Dr. Rivero is Professor Emerita in the Department of Spanish and Portuguese at the University of Arizona in Tucson, where she taught Latin American and U.S. Latino/Latina literatures and cultures. She was also adjunct Professor of Women's Studies and Latin American Studies at her institution. She has authored or coedited seven scholarly books, and has published over 100 articles, chapters in books, review essays, notes, bibliographies, and collection entries, on topics ranging from Caribbean authors to Mexican colonial nuns.

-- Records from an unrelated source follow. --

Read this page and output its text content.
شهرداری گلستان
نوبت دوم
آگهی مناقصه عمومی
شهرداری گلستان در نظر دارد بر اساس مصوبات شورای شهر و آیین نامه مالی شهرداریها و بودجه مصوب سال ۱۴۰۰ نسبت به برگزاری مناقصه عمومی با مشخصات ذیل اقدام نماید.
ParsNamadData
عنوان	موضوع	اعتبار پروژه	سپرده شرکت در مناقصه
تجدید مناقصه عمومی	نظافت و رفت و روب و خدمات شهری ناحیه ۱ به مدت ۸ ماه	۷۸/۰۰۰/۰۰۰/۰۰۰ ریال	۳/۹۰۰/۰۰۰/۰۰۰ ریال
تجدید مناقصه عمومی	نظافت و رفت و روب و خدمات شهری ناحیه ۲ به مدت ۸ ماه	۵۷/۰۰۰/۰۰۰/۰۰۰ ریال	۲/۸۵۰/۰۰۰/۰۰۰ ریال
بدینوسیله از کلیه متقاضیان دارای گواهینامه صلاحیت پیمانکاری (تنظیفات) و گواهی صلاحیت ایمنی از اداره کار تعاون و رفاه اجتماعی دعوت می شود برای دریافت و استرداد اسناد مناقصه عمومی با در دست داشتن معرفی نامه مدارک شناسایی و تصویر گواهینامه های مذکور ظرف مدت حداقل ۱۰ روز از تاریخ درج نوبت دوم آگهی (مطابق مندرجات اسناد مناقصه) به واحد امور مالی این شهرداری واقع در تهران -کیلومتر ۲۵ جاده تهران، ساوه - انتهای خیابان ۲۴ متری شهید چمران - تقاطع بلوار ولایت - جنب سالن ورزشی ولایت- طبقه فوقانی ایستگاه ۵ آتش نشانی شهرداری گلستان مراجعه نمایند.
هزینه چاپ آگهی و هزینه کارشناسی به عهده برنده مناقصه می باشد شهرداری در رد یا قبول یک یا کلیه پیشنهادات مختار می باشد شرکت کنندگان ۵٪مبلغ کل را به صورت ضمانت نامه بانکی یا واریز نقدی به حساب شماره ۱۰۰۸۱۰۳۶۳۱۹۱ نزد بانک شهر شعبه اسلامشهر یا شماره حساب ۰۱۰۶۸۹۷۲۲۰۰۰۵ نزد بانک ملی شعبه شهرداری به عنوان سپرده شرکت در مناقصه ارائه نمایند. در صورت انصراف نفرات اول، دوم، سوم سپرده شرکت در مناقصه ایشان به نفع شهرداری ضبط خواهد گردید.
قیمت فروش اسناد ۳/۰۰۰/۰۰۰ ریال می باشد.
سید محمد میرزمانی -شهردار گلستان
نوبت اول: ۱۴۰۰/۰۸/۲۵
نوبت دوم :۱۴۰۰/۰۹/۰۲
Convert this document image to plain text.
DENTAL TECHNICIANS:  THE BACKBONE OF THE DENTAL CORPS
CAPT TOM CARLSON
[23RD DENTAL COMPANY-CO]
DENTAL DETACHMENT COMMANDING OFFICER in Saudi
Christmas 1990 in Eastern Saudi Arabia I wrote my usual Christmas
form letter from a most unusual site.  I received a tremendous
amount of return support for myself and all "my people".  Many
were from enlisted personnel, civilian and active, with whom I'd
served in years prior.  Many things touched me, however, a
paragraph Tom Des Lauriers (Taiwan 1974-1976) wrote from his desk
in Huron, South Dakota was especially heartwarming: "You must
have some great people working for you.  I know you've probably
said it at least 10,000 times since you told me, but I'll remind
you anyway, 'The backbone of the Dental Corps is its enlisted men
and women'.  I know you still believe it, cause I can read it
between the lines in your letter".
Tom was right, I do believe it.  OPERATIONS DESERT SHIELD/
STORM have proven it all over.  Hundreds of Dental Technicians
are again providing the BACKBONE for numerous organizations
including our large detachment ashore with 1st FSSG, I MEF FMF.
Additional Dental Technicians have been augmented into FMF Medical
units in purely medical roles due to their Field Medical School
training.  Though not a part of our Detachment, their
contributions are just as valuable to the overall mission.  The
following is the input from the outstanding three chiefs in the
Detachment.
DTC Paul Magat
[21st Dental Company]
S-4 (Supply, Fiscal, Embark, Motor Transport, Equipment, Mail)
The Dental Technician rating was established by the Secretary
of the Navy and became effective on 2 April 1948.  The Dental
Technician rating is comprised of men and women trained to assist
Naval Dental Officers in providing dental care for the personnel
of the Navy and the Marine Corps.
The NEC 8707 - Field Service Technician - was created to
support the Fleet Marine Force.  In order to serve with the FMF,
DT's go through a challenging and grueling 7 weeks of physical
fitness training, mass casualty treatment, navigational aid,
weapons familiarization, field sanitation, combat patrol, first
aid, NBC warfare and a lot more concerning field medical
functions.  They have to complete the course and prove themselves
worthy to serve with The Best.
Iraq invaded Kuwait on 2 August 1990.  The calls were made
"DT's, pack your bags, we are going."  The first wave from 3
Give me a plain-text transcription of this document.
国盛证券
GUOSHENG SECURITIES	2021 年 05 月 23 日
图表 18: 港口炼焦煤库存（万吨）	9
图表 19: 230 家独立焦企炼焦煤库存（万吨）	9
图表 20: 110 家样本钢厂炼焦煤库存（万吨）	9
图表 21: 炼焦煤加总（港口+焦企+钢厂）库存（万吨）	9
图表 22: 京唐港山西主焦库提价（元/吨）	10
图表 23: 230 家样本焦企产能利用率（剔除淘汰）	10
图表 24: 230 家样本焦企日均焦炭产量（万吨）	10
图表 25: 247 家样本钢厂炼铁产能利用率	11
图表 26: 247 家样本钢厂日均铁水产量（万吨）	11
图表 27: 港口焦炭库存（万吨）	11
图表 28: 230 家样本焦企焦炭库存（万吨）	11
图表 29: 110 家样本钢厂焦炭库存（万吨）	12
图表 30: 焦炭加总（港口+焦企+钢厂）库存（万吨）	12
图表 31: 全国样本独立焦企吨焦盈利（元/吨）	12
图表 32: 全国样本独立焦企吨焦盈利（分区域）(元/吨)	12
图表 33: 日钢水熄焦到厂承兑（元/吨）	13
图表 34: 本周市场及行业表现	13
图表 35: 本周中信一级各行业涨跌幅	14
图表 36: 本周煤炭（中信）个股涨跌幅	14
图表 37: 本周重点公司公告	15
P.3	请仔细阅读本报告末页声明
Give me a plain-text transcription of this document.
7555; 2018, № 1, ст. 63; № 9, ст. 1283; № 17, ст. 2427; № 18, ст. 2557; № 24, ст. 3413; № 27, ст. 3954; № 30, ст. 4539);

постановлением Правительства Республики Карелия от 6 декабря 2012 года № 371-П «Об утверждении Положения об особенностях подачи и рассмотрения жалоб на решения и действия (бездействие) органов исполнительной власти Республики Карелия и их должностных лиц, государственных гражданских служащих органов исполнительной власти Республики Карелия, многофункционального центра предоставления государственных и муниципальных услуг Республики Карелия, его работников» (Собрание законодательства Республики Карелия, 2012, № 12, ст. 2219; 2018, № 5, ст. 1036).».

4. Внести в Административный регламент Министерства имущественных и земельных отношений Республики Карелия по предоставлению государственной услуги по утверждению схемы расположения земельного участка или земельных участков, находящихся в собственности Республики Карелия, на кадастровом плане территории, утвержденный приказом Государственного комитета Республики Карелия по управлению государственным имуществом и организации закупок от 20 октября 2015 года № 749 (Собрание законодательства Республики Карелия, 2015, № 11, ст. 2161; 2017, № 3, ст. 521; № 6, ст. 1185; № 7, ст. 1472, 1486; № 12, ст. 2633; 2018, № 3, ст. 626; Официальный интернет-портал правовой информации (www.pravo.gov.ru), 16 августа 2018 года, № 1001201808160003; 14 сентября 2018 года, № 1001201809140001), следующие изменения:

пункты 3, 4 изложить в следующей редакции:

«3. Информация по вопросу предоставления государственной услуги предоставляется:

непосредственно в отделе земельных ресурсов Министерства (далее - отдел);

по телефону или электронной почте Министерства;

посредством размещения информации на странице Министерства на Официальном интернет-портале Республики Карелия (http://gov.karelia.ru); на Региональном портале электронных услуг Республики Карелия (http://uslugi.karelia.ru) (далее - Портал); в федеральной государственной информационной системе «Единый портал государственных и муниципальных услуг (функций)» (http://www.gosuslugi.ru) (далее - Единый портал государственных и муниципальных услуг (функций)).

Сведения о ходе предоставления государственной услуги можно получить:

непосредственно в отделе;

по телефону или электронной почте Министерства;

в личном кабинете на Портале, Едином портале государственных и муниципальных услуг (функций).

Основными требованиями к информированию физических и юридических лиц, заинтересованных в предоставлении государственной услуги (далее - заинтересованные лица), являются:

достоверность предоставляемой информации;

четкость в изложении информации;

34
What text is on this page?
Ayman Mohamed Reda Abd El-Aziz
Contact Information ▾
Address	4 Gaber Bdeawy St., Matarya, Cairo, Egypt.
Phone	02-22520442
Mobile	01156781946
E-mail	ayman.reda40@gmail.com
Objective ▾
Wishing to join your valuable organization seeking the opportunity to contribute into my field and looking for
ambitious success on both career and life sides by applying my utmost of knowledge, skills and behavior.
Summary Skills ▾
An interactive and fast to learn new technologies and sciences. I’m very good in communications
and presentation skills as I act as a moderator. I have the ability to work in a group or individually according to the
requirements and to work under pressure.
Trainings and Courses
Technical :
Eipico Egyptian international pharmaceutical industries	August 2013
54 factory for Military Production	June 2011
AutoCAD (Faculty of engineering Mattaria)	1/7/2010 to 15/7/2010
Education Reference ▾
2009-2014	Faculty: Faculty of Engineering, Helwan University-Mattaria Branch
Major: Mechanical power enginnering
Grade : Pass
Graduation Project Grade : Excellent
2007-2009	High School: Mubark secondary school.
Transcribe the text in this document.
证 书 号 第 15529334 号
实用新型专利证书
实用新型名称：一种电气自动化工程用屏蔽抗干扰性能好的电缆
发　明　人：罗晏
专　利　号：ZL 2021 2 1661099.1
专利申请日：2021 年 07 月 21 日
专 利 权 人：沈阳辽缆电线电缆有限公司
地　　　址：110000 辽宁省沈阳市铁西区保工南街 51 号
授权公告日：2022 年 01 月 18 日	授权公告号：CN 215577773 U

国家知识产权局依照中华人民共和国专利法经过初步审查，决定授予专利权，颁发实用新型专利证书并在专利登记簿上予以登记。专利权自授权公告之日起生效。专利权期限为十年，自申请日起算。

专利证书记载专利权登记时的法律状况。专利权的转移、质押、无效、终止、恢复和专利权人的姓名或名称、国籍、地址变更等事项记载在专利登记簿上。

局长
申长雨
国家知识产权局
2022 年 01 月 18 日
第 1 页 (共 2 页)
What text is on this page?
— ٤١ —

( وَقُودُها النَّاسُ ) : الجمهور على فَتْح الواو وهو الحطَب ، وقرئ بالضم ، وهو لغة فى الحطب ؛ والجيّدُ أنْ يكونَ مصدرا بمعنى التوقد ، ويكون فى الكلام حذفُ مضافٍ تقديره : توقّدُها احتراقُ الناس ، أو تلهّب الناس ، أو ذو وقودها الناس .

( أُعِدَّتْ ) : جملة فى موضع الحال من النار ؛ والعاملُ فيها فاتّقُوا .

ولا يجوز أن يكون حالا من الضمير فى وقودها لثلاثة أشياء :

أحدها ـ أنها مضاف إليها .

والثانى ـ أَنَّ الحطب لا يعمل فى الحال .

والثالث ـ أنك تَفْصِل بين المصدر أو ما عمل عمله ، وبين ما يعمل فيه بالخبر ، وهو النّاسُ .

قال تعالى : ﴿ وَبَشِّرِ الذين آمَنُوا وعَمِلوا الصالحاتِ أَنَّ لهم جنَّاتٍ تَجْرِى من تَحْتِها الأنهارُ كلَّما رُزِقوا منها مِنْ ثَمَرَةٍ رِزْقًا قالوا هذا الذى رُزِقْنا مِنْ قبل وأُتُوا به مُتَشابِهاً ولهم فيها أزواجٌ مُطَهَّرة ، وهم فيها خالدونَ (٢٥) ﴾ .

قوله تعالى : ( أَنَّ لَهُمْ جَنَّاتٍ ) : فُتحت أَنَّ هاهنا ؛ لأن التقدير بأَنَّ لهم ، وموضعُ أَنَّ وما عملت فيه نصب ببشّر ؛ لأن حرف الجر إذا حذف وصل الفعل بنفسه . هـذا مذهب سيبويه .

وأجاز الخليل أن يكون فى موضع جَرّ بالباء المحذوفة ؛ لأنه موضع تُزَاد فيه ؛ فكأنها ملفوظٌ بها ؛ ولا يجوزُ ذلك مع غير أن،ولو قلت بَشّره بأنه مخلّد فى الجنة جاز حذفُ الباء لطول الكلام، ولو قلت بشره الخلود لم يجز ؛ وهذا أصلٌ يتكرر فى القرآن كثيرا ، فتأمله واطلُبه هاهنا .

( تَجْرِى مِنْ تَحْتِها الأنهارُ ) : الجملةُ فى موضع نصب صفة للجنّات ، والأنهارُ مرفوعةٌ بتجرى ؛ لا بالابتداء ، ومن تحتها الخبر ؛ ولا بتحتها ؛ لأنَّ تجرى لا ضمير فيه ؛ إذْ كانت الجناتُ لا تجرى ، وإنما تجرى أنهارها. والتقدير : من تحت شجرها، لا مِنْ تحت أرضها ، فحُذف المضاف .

Dr. Rivero is coeditor of Telling To Live: Latina Feminist Testimonios (2001), Infinite Divisions: An Anthology of Chicana Literature (1995), and Siete poetas (1977). Her bilingual collection of essays, Discursos desde la diáspora, was published in 2005. Her latest book is Obra selecta (Selected Works, 2020), a compilation of her best essays on Cuban national identity, Latin Americans in the United States, and feminism through literature, especially through poetry. Her own poetry was published in Catedral sumergida: Poesía cubana contemporánea escrita por mujeres, edited by Ileana Álvarez and Maylén Domínguez (2013). Her video Melodías y memorias de Eliana Rivero, with her interpretations of traditional Cuban music and autobiographical commentary, was finished in January 2015.

Dr. Rivero lives in Tucson, Arizona, where she enjoys playing her grand piano every day.